The day before the Vioxx settlement was reported, the Wall St. Journal ran a story (in the Marketplace sec­tion) under the headline "Pfizer Near Settlement on Bribery."  The corporate boo-boo in this instance involved pay-offs to doctors who purchase drugs for state-owned institutions overseas. Johnson & Johnson recently settled a similar bribery case. Merck, Astra­Zeneca, Bristol-Myers Squibb, and GlaxoSmithKline are all in settlement negotiations with the government.

On the home front, Pfizer has paid $2.3 billion for violating the federal False Claims Act and bribing insti­tutional purchasers in connection with Bextra, Lipitor, Viagra, Zithromax, Norvasc, Lyrica, Relpax, Celebrex, and Depo-provera.

The systemic corruption is getting worse.  In the 15 years between 1991 and 2005, according to Public Citi­zen, drug companies paid the government $5 billion in penalties and settlements in connection with kickbacks and false claims.

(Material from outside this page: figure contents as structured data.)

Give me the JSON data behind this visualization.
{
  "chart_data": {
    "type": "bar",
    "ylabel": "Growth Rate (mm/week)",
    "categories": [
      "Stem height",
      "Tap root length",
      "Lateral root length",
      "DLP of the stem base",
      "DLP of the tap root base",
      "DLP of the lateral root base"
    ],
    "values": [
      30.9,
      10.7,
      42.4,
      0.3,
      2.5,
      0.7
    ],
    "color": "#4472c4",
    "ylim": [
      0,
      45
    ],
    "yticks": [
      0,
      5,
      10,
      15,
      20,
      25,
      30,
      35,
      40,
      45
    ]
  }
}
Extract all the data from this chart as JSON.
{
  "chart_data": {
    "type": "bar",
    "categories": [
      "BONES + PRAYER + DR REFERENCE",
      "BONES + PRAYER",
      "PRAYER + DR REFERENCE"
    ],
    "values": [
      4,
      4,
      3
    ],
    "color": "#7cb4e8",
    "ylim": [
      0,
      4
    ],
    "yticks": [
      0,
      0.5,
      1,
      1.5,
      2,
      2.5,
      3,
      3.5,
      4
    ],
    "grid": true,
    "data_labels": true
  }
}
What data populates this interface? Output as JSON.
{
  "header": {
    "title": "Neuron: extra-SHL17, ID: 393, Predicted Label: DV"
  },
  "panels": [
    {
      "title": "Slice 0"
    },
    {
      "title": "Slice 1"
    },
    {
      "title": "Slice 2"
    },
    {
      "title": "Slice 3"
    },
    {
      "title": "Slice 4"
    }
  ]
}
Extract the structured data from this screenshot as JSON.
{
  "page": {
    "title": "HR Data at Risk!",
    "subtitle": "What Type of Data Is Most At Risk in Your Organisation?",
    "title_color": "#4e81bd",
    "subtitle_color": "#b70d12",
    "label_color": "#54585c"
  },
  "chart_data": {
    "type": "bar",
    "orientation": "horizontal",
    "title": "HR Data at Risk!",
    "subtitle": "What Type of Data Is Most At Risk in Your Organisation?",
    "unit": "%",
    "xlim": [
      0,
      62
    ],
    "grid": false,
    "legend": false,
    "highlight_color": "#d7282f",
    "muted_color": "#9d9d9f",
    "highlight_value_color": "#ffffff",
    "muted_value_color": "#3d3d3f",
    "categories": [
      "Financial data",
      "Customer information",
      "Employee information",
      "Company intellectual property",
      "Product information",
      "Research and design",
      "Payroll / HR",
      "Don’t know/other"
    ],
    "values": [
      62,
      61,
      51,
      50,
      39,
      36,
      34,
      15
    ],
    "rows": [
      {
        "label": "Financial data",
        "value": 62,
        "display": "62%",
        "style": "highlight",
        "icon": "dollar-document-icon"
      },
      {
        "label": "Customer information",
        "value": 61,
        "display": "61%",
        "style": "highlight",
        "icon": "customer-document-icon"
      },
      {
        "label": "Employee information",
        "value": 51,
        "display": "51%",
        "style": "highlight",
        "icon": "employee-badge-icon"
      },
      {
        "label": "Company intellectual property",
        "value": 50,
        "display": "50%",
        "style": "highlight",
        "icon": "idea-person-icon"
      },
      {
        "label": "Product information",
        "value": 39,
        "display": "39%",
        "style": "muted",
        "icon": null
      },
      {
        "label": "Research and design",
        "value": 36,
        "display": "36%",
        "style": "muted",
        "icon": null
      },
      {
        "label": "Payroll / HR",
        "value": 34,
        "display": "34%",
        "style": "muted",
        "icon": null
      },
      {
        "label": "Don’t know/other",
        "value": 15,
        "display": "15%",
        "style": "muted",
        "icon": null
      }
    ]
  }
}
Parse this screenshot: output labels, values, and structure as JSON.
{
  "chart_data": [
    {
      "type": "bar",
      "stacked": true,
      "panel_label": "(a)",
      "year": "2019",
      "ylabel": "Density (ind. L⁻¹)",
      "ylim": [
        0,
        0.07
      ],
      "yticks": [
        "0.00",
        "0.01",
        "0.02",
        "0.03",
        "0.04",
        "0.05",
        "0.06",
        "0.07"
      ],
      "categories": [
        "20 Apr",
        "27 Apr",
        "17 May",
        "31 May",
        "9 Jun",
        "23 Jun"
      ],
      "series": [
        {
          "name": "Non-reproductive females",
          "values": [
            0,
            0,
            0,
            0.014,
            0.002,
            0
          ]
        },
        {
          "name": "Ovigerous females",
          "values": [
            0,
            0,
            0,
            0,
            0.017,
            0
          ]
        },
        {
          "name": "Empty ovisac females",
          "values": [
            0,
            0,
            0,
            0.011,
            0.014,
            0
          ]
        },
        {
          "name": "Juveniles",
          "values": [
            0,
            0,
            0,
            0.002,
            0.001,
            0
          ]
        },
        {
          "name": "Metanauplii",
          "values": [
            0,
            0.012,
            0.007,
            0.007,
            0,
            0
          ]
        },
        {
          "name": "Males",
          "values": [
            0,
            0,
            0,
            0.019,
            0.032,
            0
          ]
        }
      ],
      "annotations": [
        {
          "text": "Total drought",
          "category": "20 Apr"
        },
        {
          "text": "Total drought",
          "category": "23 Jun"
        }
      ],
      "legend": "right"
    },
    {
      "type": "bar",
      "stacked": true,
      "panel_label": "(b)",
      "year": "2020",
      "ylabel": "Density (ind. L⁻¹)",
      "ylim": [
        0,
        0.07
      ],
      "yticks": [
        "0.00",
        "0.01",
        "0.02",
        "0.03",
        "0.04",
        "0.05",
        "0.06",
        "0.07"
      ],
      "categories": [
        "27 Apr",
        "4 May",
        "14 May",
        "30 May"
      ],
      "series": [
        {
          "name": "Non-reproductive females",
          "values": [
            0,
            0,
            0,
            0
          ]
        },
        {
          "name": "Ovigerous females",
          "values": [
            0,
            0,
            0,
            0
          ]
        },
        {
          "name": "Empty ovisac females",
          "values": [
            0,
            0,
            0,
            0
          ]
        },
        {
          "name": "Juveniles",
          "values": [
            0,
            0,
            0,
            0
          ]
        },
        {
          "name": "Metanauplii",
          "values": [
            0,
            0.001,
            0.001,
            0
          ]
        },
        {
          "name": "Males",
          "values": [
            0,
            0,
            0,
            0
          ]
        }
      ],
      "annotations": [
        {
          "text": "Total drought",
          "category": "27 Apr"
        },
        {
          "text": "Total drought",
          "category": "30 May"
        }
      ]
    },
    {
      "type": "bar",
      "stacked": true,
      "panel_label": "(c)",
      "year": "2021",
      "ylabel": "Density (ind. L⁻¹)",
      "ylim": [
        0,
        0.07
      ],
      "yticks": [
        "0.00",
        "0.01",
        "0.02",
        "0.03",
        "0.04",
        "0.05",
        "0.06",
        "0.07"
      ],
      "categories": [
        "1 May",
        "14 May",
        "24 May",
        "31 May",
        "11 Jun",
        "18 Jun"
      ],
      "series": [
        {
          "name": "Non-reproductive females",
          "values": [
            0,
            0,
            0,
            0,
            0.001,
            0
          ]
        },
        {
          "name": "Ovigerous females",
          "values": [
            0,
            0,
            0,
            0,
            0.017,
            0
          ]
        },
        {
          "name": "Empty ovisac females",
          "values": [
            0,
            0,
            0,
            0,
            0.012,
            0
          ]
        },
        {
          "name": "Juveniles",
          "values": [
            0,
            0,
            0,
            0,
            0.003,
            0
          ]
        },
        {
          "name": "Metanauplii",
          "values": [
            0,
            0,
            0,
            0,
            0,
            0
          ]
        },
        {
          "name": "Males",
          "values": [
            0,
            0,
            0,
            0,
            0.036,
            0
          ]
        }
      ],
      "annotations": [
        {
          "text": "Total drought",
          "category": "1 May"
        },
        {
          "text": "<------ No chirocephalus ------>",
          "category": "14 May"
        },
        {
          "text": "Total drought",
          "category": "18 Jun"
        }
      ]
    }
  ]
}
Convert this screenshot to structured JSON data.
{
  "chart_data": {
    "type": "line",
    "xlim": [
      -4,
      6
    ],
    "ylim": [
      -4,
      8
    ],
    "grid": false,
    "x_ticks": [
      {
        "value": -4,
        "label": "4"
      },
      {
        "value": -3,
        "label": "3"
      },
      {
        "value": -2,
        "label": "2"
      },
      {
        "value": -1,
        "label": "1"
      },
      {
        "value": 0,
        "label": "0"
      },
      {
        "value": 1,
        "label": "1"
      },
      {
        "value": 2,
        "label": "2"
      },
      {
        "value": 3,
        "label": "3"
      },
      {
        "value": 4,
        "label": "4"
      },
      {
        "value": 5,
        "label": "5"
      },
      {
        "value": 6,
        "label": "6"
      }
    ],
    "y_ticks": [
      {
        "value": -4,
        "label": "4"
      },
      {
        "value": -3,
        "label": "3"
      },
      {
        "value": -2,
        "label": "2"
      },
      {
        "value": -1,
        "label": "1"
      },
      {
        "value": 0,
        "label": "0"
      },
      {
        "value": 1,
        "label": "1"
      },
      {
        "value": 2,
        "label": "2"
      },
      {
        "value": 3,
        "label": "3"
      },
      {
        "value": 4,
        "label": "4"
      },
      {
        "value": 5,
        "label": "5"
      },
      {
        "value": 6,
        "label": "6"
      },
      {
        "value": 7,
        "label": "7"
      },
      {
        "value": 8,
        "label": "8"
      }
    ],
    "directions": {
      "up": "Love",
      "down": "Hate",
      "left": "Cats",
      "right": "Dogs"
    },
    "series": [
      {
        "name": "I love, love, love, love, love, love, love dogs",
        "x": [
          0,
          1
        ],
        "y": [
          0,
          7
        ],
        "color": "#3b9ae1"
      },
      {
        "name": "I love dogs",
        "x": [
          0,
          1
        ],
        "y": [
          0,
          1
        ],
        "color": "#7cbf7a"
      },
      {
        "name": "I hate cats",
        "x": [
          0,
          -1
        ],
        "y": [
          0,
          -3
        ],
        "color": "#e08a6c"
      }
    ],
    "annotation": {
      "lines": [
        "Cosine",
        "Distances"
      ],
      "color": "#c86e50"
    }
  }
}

In the five years between 2006 and 2010 the pay out was $14.8 billion.  Four companies accounted for more than half the blood money ($10.3 billion): Glaxo, Pfizer, Eli Lilly, and Schering-Plough.

In recent years Big PhRMA has surpassed the “defense” industry as the top defrauder of the federal government under the False Claims Act.

Where is zero tolerance when we need it?